Veconi on how to create accountability in future megaprojects (enforceable commitments, competition, etc.) and the possibility for change

In his Patch blog, Gib Veconi of Brooklyn Speaks writes an insightful essay headlined Exporting Atlantic Yards: Other cities in other countries are looking to learn from Atlantic Yards. Here's what it can teach them.

He begins:
I’ve heard people comment that the depth and tenacity of community opposition to the Atlantic Yards project has ensured that a similar scheme will never happen again in Brooklyn. But even without advocates, it would be difficult to imagine the same circumstances coming together here anyway. Atlantic Yards, after all, required a developer with the resources and political connections to add to its portfolio at the busiest intersection in Brooklyn by brazenly subverting State urban renewal law, while at the same time staging a multi-level communications campaign to create the impression by doing so it was actually providing benefits to the public. The success of the strategy was dependent not just on the limited bandwidth of local elected officials to see the end game, or even on the lock-step sponsorship of Mayor Bloomberg and four New York State Governors (a major help), but also upon the developer’s brilliant timing of the Brooklyn real estate market: in retrospect, it seems pretty clear that 2003 was about the last year it would have been possible to claim with a straight face that the ground Forest City Ratner wanted was blighted and therefore warranted a solution as disruptive and one-sided as Atlantic Yards.
Increasing accountability

The lessons he's shared with some international visitors, elaborated on in his post, include:
  • Create a competitive environment. 
  • Involve local elected representatives early.
  • Quantify the benefits in both degree and time. 
  • Make sure the commitments are enforceable. 
  • Move in phases. 
I'd add that the quantification must happen from the start: estimates of project benefits should include a best-case, worst-case, and muddling through scenario.

Lessons for AY going forward?

His conclusion:
It’s also not too late for lessons from Atlantic Yards to be applied here in Brooklyn. A 2011 court decision effectively reversed ESDC’s 2009 approval of changes to Atlantic Yards’ second phase that extended the project from 10 to 25 years.

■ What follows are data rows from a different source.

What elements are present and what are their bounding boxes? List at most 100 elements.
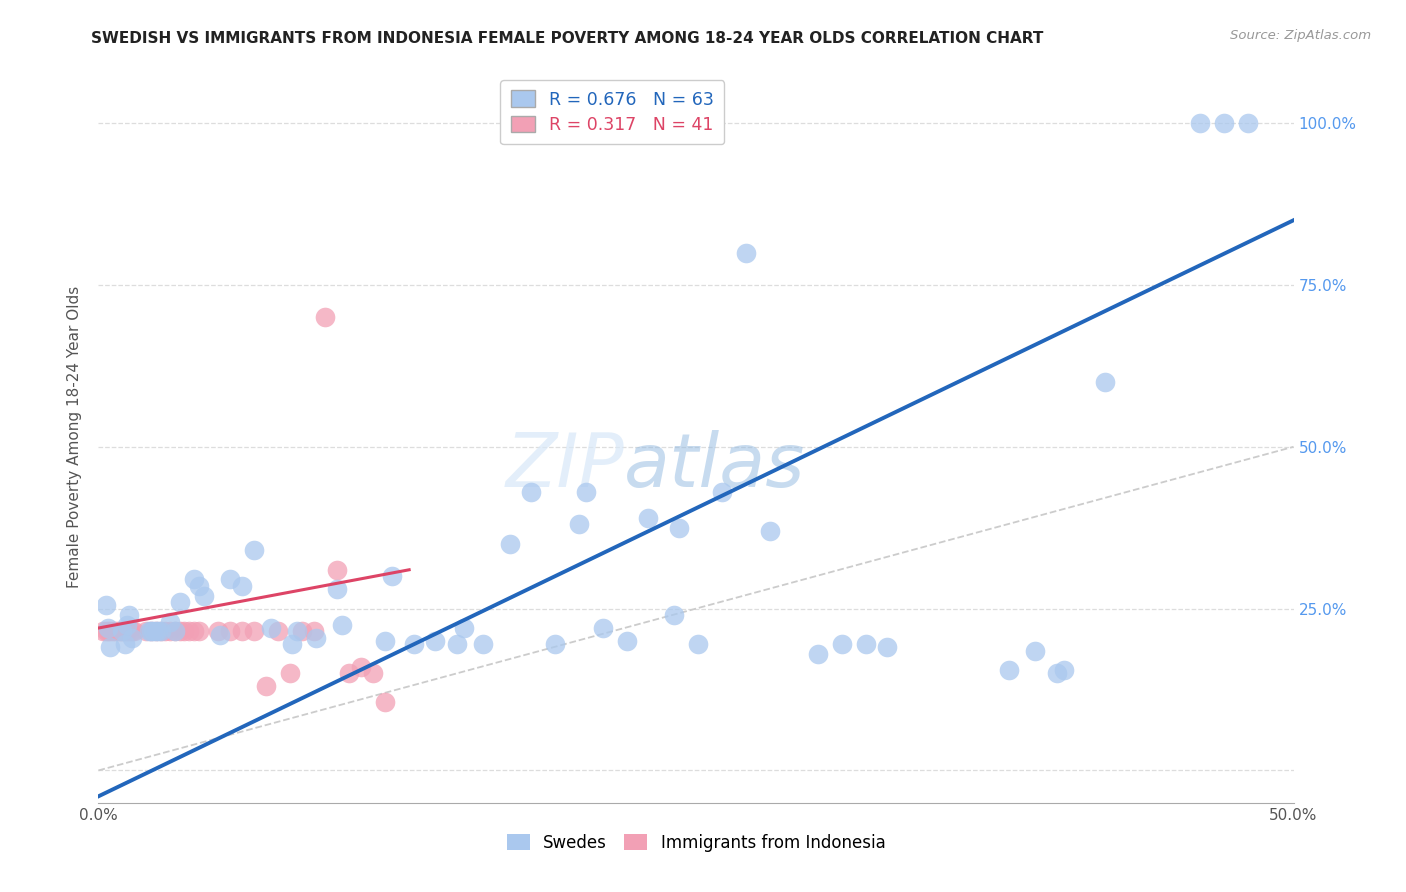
Point <box>305 631 328 645</box>
Point <box>187 579 209 593</box>
Point <box>278 666 301 681</box>
Point <box>108 624 131 639</box>
Point <box>281 637 304 651</box>
Point <box>363 666 385 681</box>
Point <box>243 624 266 639</box>
Point <box>285 624 308 639</box>
Point <box>163 624 186 639</box>
Point <box>381 569 404 583</box>
Text: ZIP: ZIP <box>506 430 624 502</box>
Point <box>998 663 1021 677</box>
Point <box>259 621 281 635</box>
Point <box>446 637 468 651</box>
Point <box>568 517 591 532</box>
Point <box>520 485 543 500</box>
Point <box>114 637 136 651</box>
Point <box>374 696 396 710</box>
Point <box>302 624 325 639</box>
Point <box>326 582 349 597</box>
Point <box>145 624 167 639</box>
Point <box>374 634 396 648</box>
Point <box>616 634 638 648</box>
Point <box>94 599 117 613</box>
Point <box>219 624 242 639</box>
Y-axis label: Female Poverty Among 18-24 Year Olds: Female Poverty Among 18-24 Year Olds <box>67 286 83 588</box>
Point <box>91 624 114 639</box>
Point <box>187 624 209 639</box>
Point <box>855 637 877 651</box>
Point <box>291 624 314 639</box>
Point <box>453 621 475 635</box>
Text: Source: ZipAtlas.com: Source: ZipAtlas.com <box>1230 29 1371 42</box>
Point <box>1024 643 1046 657</box>
Point <box>326 563 349 577</box>
Point <box>637 511 659 525</box>
Point <box>207 624 229 639</box>
Point <box>592 621 614 635</box>
Point <box>402 637 425 651</box>
Point <box>163 624 186 639</box>
Point <box>1237 116 1260 130</box>
Point <box>807 647 830 661</box>
Point <box>231 624 253 639</box>
Point <box>575 485 598 500</box>
Point <box>173 624 195 639</box>
Point <box>1213 116 1236 130</box>
Point <box>498 537 520 551</box>
Point <box>169 595 191 609</box>
Point <box>183 624 205 639</box>
Point <box>544 637 567 651</box>
Point <box>115 617 138 632</box>
Point <box>121 631 143 645</box>
Point <box>139 624 162 639</box>
Point <box>115 624 138 639</box>
Point <box>219 573 242 587</box>
Point <box>149 624 172 639</box>
Point <box>183 573 205 587</box>
Point <box>149 624 172 639</box>
Point <box>145 624 167 639</box>
Point <box>118 624 141 639</box>
Point <box>107 624 129 639</box>
Point <box>142 624 165 639</box>
Point <box>668 521 690 535</box>
Point <box>111 624 134 639</box>
Point <box>179 624 201 639</box>
Point <box>98 624 122 639</box>
Point <box>664 608 686 623</box>
Point <box>97 621 120 635</box>
Point <box>267 624 290 639</box>
Point <box>876 640 898 655</box>
Point <box>254 679 277 693</box>
Point <box>104 624 127 639</box>
Point <box>138 624 160 639</box>
Point <box>1189 116 1212 130</box>
Point <box>97 624 120 639</box>
Point <box>350 660 373 674</box>
Point <box>139 624 162 639</box>
Legend: Swedes, Immigrants from Indonesia: Swedes, Immigrants from Indonesia <box>498 826 894 860</box>
Point <box>425 634 447 648</box>
Point <box>231 579 253 593</box>
Point <box>159 624 181 639</box>
Point <box>101 624 124 639</box>
Point <box>121 624 143 639</box>
Point <box>831 637 853 651</box>
Point <box>124 624 146 639</box>
Point <box>159 615 181 629</box>
Point <box>759 524 782 538</box>
Point <box>711 485 734 500</box>
Point <box>193 589 215 603</box>
Text: atlas: atlas <box>624 430 806 502</box>
Point <box>94 624 117 639</box>
Point <box>688 637 710 651</box>
Point <box>98 640 122 655</box>
Point <box>472 637 495 651</box>
Point <box>118 608 141 623</box>
Point <box>148 624 170 639</box>
Point <box>169 624 191 639</box>
Point <box>209 627 232 641</box>
Point <box>1094 375 1116 389</box>
Point <box>135 624 157 639</box>
Point <box>315 310 337 325</box>
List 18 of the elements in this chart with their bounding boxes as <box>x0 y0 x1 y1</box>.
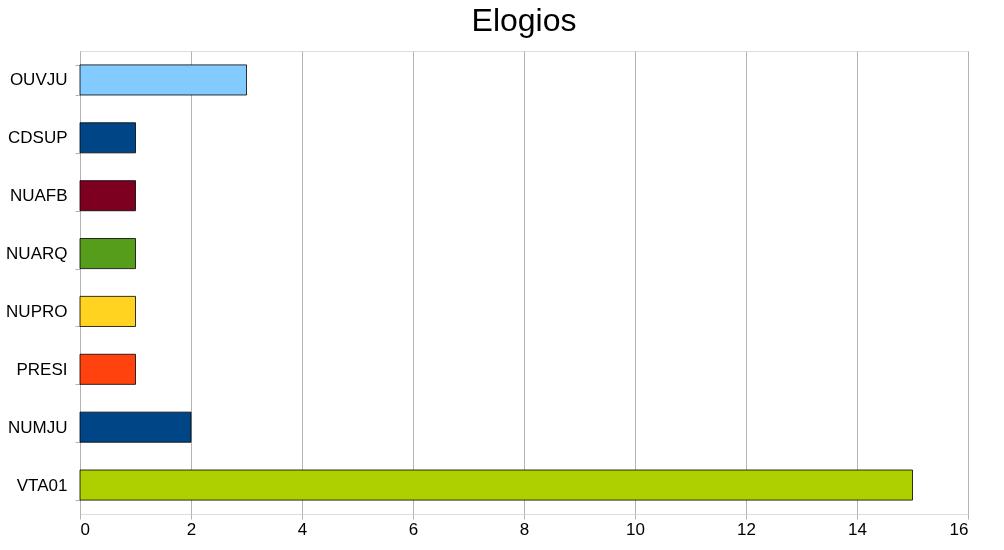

ESDC is responsible not only for preparing additional environmental analysis on the effect of such a delay, but must also consider alternatives that get Atlantic Yards done on the schedule under which it was originally approved. We and our elected leaders must demand those alternatives include concepts like competition among developers, local oversight, and real commitments that can be enforced. If we can win those things at Atlantic Yards, we’ll really have something to show the rest of the world.
That won't be easy. Few expect the ESDC to do anything other than endorse Forest City Ratner's intentions and timetable.

The campaign

I posted a comment:
I'd add that the public relations campaign involved not only community proxies (some with significant credibility, others without) to validate Atlantic Yards but also national/international superstars:
--hip-hop entrepreneur/tastemaker Jay-Z
--architect Frank Gehry (succeeded by SHoP)
--sports economist Andrew Zimbalist
Those conditions would be hard, though not impossible to duplicate. After all, Forest City Ratner has involved Jay-Z and SHoP in its bid to redevelop the Nassau Coliseum.